Multiple children is often ideal if one of the parents’ time is flexible enough that they can stay home often and help assist the children with their activities and needs. Even then it isn’t without its challenges. The parent that is less flexible in terms of time away from work will still have to find ways to schedule quality time with all the kids and with each kid individually.
Sibling dynamics
The next consideration is sibling dynamics. Many studies have shown that having siblings is beneficial for children. Two-sibling households benefit children greatly by allowing them similar-age interaction, teaching them values such as sharing, honing important life skills such as negotiation, and expanding their understanding of other people and personalities. Three-sibling households offer the same benefits, except stronger. For example, some studies have shown that middle children in three-sibling households tend to have high emotional intelligence because they are often the ones left to bridge the gap between the oldest sibling and the youngest sibling, and depending on age gaps the job can be tricky.
Even more siblings will lead to the same benefits, but at a certain number, siblings can become less close, either due to age differences or personalities, and garnering parents’ attention can be more challenging. In some cases children from families with many siblings can come off as pushy or needy in other social settings, and it may be due to their always having had to fight for attention in their homes.
Financial considerations
A large factor in the decision making process of how many children couples have is the financial aspect. The truth is that children are expensive. Infancy alone has pediatrician visits, vaccines, diapers, and clothing. Then there’s school, extracurricular activities and hobbies, more doctors appointments, dentist appointments, emergency medical bills, toys and gadgets, and the list continues.
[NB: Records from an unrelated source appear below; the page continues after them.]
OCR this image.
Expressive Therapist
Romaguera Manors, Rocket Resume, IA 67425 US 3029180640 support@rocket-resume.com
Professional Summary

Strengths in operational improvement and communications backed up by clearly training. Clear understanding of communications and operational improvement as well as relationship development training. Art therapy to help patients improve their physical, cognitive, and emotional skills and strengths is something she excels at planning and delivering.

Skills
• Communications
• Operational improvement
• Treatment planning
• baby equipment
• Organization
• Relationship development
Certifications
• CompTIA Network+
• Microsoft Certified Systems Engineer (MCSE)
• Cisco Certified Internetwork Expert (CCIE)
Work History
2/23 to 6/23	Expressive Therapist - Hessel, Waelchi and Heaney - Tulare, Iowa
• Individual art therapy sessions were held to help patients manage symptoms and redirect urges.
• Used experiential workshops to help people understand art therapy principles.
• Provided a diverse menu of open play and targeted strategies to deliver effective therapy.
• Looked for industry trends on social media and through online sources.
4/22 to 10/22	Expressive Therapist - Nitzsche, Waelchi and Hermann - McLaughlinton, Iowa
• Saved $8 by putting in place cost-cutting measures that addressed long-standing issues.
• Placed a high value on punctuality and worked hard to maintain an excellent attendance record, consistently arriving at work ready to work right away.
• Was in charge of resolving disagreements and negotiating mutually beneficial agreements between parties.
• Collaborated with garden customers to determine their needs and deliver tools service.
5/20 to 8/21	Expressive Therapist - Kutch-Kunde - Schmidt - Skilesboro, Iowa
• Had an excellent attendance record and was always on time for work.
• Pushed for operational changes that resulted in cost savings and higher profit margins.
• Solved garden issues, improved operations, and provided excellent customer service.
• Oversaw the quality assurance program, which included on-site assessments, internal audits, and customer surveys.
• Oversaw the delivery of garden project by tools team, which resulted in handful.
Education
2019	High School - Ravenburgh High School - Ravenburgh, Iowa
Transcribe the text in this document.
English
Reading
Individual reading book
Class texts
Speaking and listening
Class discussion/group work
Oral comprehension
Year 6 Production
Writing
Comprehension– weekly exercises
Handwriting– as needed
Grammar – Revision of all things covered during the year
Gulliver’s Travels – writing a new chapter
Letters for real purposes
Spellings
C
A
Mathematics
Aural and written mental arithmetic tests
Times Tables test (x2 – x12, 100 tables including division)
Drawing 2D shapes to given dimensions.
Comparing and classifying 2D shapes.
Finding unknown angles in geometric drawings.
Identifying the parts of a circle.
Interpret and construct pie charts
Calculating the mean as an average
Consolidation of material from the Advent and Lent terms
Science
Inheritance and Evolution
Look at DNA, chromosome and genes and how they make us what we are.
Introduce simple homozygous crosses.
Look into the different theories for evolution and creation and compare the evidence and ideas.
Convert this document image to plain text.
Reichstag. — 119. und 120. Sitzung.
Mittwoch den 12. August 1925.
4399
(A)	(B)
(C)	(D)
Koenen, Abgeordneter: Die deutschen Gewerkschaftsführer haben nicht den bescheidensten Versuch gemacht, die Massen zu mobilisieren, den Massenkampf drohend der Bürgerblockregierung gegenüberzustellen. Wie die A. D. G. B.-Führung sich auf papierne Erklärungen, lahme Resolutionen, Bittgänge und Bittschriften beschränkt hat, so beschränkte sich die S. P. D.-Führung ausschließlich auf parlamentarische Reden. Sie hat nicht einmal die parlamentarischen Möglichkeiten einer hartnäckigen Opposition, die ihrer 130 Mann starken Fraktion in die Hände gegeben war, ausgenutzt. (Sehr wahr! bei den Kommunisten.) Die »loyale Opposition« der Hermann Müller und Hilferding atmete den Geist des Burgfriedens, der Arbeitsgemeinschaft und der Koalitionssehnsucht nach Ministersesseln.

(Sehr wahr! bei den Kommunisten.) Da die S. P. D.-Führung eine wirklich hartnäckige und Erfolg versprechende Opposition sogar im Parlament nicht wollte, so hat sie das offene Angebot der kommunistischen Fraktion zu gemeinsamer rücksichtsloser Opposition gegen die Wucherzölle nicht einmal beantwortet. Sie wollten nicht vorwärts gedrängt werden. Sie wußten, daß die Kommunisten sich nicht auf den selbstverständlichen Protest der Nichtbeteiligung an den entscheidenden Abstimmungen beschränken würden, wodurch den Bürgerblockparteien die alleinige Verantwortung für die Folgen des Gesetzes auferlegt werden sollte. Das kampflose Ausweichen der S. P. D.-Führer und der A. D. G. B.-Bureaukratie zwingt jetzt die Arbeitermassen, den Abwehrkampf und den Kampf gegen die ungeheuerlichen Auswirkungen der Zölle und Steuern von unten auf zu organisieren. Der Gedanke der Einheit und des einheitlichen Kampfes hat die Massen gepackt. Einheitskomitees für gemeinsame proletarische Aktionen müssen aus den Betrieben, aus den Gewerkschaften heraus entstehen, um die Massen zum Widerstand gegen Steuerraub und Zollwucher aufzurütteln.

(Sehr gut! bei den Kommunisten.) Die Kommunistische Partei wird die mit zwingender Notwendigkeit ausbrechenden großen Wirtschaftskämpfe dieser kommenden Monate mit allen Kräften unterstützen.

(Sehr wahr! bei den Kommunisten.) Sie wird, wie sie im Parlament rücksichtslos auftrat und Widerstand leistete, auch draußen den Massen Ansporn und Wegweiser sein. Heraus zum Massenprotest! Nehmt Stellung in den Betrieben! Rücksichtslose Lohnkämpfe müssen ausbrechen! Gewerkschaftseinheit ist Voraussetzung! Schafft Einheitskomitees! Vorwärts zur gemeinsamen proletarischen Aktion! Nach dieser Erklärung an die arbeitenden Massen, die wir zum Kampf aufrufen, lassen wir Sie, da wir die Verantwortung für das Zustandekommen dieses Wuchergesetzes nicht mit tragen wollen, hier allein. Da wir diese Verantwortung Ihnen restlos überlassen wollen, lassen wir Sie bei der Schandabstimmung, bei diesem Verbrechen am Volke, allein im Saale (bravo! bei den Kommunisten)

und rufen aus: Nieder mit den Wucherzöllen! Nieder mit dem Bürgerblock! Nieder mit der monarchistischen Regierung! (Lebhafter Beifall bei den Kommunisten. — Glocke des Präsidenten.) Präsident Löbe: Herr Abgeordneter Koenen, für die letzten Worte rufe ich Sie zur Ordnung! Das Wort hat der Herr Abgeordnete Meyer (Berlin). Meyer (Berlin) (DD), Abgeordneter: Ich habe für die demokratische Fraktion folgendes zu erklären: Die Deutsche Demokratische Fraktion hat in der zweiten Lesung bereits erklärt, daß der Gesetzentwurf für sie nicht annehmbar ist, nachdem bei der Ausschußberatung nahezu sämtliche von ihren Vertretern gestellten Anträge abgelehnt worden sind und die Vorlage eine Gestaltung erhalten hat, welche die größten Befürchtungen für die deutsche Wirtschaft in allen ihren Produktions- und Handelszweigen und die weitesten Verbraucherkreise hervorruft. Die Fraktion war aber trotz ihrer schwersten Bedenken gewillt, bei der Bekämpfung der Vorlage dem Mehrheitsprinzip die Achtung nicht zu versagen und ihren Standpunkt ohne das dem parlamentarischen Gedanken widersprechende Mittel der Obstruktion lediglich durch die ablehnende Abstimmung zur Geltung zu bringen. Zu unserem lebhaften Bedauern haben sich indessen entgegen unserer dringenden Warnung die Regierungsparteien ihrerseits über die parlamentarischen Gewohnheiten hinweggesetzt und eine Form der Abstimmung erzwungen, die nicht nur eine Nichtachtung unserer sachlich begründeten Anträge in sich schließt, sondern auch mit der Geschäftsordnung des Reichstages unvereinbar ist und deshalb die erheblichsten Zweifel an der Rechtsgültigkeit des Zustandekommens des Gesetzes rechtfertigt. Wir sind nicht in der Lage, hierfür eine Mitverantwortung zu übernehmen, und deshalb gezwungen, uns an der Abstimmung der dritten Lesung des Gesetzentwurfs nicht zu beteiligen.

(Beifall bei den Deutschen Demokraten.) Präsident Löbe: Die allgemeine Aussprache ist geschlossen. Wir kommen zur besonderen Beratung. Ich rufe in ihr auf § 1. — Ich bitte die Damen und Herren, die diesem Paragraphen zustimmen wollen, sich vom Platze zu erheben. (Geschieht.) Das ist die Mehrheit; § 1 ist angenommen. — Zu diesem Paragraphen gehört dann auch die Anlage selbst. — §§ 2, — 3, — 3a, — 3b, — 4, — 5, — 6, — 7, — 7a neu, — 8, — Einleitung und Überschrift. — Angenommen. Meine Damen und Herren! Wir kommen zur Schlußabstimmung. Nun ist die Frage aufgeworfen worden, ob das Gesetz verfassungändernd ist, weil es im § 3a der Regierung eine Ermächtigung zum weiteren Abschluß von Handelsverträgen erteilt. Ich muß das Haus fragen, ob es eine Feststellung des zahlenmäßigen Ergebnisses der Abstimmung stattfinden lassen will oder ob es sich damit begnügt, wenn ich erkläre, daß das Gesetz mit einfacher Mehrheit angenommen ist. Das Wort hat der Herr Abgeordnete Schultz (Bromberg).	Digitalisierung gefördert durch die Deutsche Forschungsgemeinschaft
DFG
When it comes to financial considerations, parents need to first assess if they are able to provide the basics: food, clothing, shelter, and schooling. If these are affordable, everything else is actually down to creativity, hand me downs, and active parenting so that children do not feel like they lack anything. But again, the question comes down to whether or not active parenting or parents really being present and attentive to their children is possible.
In the great consideration for the exact number of children that makes it ideal for both parents and the children, the psychological care and well-being of the child is the biggest consideration. If parents can continue to provide this as the number count rises, then having multiple children can bring much joy to a household. Parents simply need to be realistic and honest with themselves and what they can do.